In these relationships I’ve been given a gift. Not only have my friends given me their trust, a gift in itself, but they have given me a kind of freedom, as well. My friends who do not fit the prescribed norms of church history met me in places where, as a straight woman who was not much good at performing either “straight” or “woman” or even “Christian” in expected ways in college, I felt really out of place at a Christian school, in the church, and later on in seminary.
To have friends who accepted me and all my messiness as I navigated the pressures and challenges of femininity, of dating (or not dating), of choosing to go to seminary, of surviving seminary once I got there, of being whoever the heck God made me to be — well, I question whether I would have become the woman I am, whether I would have found the strength and beauty in myself that I see now, were it not in part for them creating safe spaces in our friendship for me to transgress whatever boundaries, real or perceived, I came in contact with. They cried at Jesus’ feet with me, our long hair hanging loose, kneeling on the outside of the circle, not sure if we could fit in. Isn’t that where we all find ourselves, sometimes?

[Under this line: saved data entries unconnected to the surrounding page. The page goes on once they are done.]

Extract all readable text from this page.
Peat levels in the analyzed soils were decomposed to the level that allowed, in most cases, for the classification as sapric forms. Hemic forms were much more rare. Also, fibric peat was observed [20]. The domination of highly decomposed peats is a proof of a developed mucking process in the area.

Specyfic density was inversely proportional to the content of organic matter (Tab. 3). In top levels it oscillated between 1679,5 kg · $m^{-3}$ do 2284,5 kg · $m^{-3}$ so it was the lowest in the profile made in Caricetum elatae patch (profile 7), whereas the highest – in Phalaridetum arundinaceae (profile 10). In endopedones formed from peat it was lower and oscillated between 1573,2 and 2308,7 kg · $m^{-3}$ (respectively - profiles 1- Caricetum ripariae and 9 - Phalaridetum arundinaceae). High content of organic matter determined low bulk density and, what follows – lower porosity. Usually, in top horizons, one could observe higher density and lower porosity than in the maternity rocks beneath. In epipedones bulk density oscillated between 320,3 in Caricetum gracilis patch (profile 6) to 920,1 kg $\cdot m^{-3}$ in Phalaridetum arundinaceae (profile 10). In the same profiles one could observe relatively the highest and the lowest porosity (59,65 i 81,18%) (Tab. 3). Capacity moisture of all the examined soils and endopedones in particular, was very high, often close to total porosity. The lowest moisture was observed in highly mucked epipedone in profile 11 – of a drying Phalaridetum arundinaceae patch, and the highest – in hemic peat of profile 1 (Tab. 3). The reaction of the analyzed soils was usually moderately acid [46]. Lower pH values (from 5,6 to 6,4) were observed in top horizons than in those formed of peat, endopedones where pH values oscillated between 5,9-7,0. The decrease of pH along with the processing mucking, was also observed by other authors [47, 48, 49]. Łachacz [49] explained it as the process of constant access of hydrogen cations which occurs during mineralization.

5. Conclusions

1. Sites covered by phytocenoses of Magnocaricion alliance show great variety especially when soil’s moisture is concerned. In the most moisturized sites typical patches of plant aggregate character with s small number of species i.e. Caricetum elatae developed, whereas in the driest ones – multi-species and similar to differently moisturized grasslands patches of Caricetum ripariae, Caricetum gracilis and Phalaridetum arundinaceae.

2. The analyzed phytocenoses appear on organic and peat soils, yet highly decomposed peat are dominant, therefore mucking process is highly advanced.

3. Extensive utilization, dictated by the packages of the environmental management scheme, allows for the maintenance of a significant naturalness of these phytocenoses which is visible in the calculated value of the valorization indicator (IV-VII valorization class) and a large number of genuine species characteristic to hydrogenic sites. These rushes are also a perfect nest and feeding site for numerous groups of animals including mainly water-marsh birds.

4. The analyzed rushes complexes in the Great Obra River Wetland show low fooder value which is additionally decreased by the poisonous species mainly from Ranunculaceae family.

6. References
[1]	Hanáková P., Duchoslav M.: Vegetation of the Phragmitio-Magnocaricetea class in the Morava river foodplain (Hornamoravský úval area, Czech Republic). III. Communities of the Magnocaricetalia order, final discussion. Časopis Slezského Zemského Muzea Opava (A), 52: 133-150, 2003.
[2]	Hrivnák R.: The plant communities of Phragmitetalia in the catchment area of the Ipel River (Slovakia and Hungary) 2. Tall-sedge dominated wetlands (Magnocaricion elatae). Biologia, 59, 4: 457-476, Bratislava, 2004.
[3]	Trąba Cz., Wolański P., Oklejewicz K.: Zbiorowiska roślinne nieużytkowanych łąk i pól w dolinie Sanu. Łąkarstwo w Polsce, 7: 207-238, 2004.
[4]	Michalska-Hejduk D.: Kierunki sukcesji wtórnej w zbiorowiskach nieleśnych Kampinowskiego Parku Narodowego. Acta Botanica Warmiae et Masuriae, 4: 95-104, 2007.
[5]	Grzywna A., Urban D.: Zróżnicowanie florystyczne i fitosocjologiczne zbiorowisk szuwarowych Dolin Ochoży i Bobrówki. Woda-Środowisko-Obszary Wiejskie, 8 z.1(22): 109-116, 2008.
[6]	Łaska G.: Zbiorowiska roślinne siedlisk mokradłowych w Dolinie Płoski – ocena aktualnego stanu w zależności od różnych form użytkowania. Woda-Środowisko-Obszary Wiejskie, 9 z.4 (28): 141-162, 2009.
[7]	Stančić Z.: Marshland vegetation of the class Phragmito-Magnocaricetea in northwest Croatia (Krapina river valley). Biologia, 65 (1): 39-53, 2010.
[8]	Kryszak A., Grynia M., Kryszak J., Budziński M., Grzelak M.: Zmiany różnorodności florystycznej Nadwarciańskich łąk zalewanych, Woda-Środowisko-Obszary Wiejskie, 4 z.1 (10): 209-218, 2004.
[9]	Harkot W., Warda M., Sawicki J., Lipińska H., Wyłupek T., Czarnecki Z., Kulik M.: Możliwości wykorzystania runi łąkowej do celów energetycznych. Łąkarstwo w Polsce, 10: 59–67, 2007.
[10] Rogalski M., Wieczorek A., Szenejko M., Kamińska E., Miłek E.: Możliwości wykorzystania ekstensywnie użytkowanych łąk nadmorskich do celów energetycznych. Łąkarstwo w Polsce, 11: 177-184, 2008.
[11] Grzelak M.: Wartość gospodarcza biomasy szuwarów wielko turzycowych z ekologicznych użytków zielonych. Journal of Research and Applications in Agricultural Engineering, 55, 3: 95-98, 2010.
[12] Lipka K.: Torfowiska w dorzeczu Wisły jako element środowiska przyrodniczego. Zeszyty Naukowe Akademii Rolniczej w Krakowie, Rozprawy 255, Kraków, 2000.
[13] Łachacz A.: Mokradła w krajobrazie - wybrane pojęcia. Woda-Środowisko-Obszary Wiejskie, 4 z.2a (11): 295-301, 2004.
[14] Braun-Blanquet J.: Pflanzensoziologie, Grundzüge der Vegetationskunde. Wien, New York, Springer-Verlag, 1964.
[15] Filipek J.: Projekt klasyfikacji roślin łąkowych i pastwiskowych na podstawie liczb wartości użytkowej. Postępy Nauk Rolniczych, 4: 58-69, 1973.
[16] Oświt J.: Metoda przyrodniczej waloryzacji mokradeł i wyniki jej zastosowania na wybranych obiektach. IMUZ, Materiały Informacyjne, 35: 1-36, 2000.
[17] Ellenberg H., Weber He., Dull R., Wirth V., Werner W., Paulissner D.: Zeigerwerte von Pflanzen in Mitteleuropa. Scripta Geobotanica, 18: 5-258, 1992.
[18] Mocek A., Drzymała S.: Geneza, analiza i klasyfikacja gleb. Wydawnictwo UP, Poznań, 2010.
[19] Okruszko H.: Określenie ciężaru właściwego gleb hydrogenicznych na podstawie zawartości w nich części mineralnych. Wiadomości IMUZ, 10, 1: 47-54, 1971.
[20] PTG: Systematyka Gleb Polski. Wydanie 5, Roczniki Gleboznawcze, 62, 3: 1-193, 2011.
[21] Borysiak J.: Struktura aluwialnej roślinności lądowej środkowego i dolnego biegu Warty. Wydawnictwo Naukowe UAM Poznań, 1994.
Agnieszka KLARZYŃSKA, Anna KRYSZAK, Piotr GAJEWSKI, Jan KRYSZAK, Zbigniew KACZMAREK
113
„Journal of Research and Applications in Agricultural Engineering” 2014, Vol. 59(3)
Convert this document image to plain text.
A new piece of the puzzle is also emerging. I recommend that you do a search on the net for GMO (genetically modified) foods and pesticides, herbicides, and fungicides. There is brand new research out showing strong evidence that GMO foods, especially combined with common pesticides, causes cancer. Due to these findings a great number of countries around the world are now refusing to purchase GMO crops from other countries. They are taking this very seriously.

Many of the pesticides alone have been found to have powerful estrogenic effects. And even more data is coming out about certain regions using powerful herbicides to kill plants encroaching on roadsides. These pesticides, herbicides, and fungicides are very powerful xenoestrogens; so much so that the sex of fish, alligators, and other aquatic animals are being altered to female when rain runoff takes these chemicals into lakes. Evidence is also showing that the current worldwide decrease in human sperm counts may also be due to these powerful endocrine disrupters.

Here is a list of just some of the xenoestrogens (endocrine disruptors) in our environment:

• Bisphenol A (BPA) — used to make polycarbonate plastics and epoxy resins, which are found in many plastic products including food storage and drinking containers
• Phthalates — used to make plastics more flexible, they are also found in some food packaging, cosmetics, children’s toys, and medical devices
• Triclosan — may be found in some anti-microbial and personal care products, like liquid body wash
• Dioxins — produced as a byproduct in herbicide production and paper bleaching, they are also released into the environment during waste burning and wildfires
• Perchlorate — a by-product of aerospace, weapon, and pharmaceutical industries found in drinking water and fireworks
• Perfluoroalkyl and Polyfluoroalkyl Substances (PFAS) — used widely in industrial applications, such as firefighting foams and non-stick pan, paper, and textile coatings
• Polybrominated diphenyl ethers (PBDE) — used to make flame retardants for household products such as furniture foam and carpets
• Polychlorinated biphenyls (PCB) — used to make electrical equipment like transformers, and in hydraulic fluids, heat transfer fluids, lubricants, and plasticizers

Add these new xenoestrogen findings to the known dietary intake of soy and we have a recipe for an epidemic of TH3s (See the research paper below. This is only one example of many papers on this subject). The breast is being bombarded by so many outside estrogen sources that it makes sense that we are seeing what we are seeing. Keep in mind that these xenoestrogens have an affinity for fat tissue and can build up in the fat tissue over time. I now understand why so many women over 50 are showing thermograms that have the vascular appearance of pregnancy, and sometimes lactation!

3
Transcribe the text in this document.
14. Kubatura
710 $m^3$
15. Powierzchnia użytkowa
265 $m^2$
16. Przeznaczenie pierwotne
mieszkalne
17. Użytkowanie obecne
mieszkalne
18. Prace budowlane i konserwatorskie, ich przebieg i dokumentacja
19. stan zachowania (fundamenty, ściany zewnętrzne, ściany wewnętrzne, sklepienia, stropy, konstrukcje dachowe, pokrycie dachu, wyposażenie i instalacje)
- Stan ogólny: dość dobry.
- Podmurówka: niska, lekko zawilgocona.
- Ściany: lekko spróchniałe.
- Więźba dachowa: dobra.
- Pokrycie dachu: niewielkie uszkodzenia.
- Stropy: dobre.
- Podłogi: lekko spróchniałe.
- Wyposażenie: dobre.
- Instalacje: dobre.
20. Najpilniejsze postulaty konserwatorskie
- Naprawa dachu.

I only know in the conversation about inclusion and exclusion we seldom seem to consider that the church risks missing out. When the church excludes anyone — whether purposefully, or by default due to one powerful sentence in our confession of faith — we deprive our community of the gifts of so many sisters and brothers. Sisters and brothers God has already called good, and is already calling upon to share the good news wherever and however they can. They’re already part of the body of Christ; we can only choose to name what already is, or to turn away and deny it.
In Luke’s gospel, Jesus asked Simon which man would love the creditor who forgave his debts more, and Simon said, “The one for whom he canceled the greater debt.” Sometimes we’re the woman at Jesus feet; sometimes we’re Simon. But either way, we can’t pay our debts. Either way, Jesus calls us forgiven. In a case where the church might be the one called to repentance, we can give thanks with humility that Christ’s love is sufficient for us, too.